2. Various formalisms are used in artificial intelligence for representing facts about the effects of actions and other events. However, all systems that I know about give the effects of an event in a situation by describing a new situation that results from the event. This is often enough, but it doesn't cover the important case of concurrent events and actions. For example, if a patient has cholera, while the antibiotic is killing the cholera bacteria, the damage to his intestines is causing loss of fluids that are likely to be fatal. Inventing a formalism that will conveniently express people's common sense knowledge about concurrent events is a major unsolved problem of AI.
3. The world is extended in space and is occupied by objects that change their positions and are sometimes created and destroyed. The common sense facts about this are difficult to express but are probably not important in the MYCIN example. A major difficulty is in handling the kind of partial knowledge people ordinarily have. I can see part of the front of a person in the audience, and my idea of his shape uses this information to approximate his total shape. Thus I don't expect him to stick out two feet in back even though I can't see that he doesn't. However, my idea of the shape of his back is less definite than that of the parts I can see.
4. The ability to represent and use knowledge about knowledge is often required for intelligent behavior. What airline flights there are to Singapore is recorded in the issue of the International Airline Guide current for the proposed flight day. Travel agents know how to book airline flights and can compute what they cost. An advanced MYCIN might need to reason that Dr. Smith knows about cholera, because he is a specialist in tropical medicine.
5. A program that must co-operate or compete with people or other programs must be able to represent information about their knowledge, beliefs, goals, likes and dislikes, intentions and abilities. An advanced MYCIN might need to know that a patient won't take a bad tasting medicine unless he is convinced of its necessity.

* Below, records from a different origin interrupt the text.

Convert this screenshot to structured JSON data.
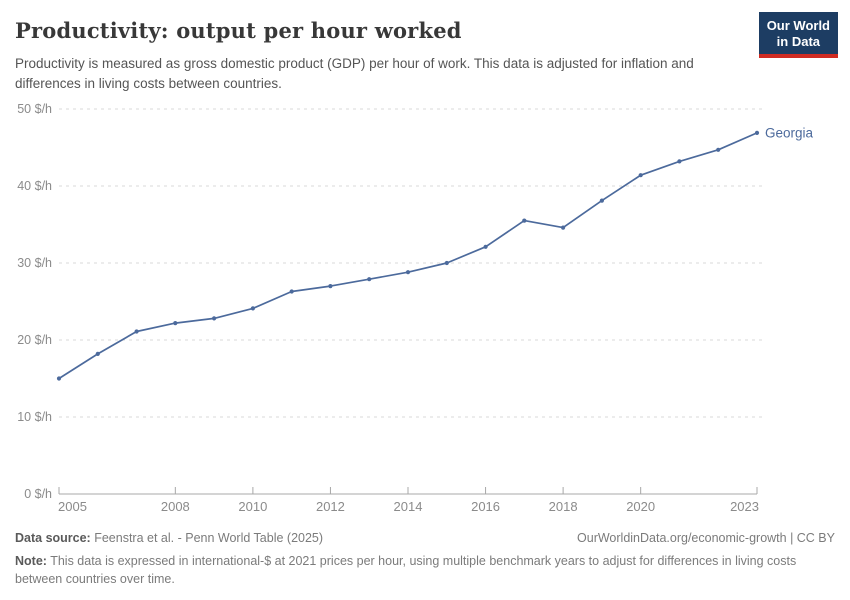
{
  "header": {
    "title": "Productivity: output per hour worked",
    "subtitle": "Productivity is measured as gross domestic product (GDP) per hour of work. This data is adjusted for inflation and differences in living costs between countries.",
    "logo": {
      "line1": "Our World",
      "line2": "in Data"
    }
  },
  "chart_data": {
    "type": "line",
    "title": "Productivity: output per hour worked",
    "x": [
      2005,
      2006,
      2007,
      2008,
      2009,
      2010,
      2011,
      2012,
      2013,
      2014,
      2015,
      2016,
      2017,
      2018,
      2019,
      2020,
      2021,
      2022,
      2023
    ],
    "series": [
      {
        "name": "Georgia",
        "values": [
          15.0,
          18.2,
          21.1,
          22.2,
          22.8,
          24.1,
          26.3,
          27.0,
          27.9,
          28.8,
          30.0,
          32.1,
          35.5,
          34.6,
          38.1,
          41.4,
          43.2,
          44.7,
          46.9
        ]
      }
    ],
    "xticks": [
      2005,
      2008,
      2010,
      2012,
      2014,
      2016,
      2018,
      2020,
      2023
    ],
    "yticks": [
      0,
      10,
      20,
      30,
      40,
      50
    ],
    "y_tick_suffix": " $/h",
    "xlim": [
      2005,
      2023
    ],
    "ylim": [
      0,
      50
    ],
    "grid": "horizontal-dashed",
    "legend_position": "end-of-line-label"
  },
  "colors": {
    "line": "#4c6a9c",
    "series_label": "#4c6a9c",
    "logo_bg": "#1d3d63",
    "logo_stripe": "#cf2b22",
    "grid": "#d9d9d9",
    "axis": "#a8a8a8",
    "tick_text": "#8b8b8b"
  },
  "footer": {
    "source_label": "Data source:",
    "source_text": "Feenstra et al. - Penn World Table (2025)",
    "credit": "OurWorldinData.org/economic-growth | CC BY",
    "note_label": "Note:",
    "note_text": "This data is expressed in international-$ at 2021 prices per hour, using multiple benchmark years to adjust for differences in living costs between countries over time."
  }
}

6. Common sense includes much knowledge whose domain overlaps that of the exact sciences but differs from it epistemologically. For example, if I spill the glass of water on the podium, everyone knows that the glass will break and the water will spill. Everyone knows that this will take a fraction of a second and that the water will not splash even ten feet. However, this information is not obtained by using the formula for a falling body or the Navier-Stokes equations governing fluid flow. We don't have the input data for the equations, most of us don't know them, and we couldn't integrate them fast enough to decide whether to jump out of the way. This common sense physics is contiguous with scientific physics. In fact scientific physics is imbedded in common sense physics, because it is common sense physics that tells us what the equation means. If MYCIN were extended to be a robot physician it would have to know common sense physics and maybe also some scientific physics.
It is doubtful that the facts of the common sense world can be represented adequately by production rules. Consider the fact that when two objects collide they often make a noise. This fact can be used to make a noise, to avoid making a noise, to explain a noise or to explain the absence of a noise. It can also be used in specific situations involving a noise but also to understand general phenomena, e.g. should an intruder step on the gravel, the dog will hear it and bark. A production rule embodies a fact only as part of a specific procedure. Typically they match facts about specific objects, e.g. a specific bacterium, against a general rule and get a new fact about those objects.
Much present AI research concerns how to represent facts in ways that permit them to be used for a wide variety of purposes.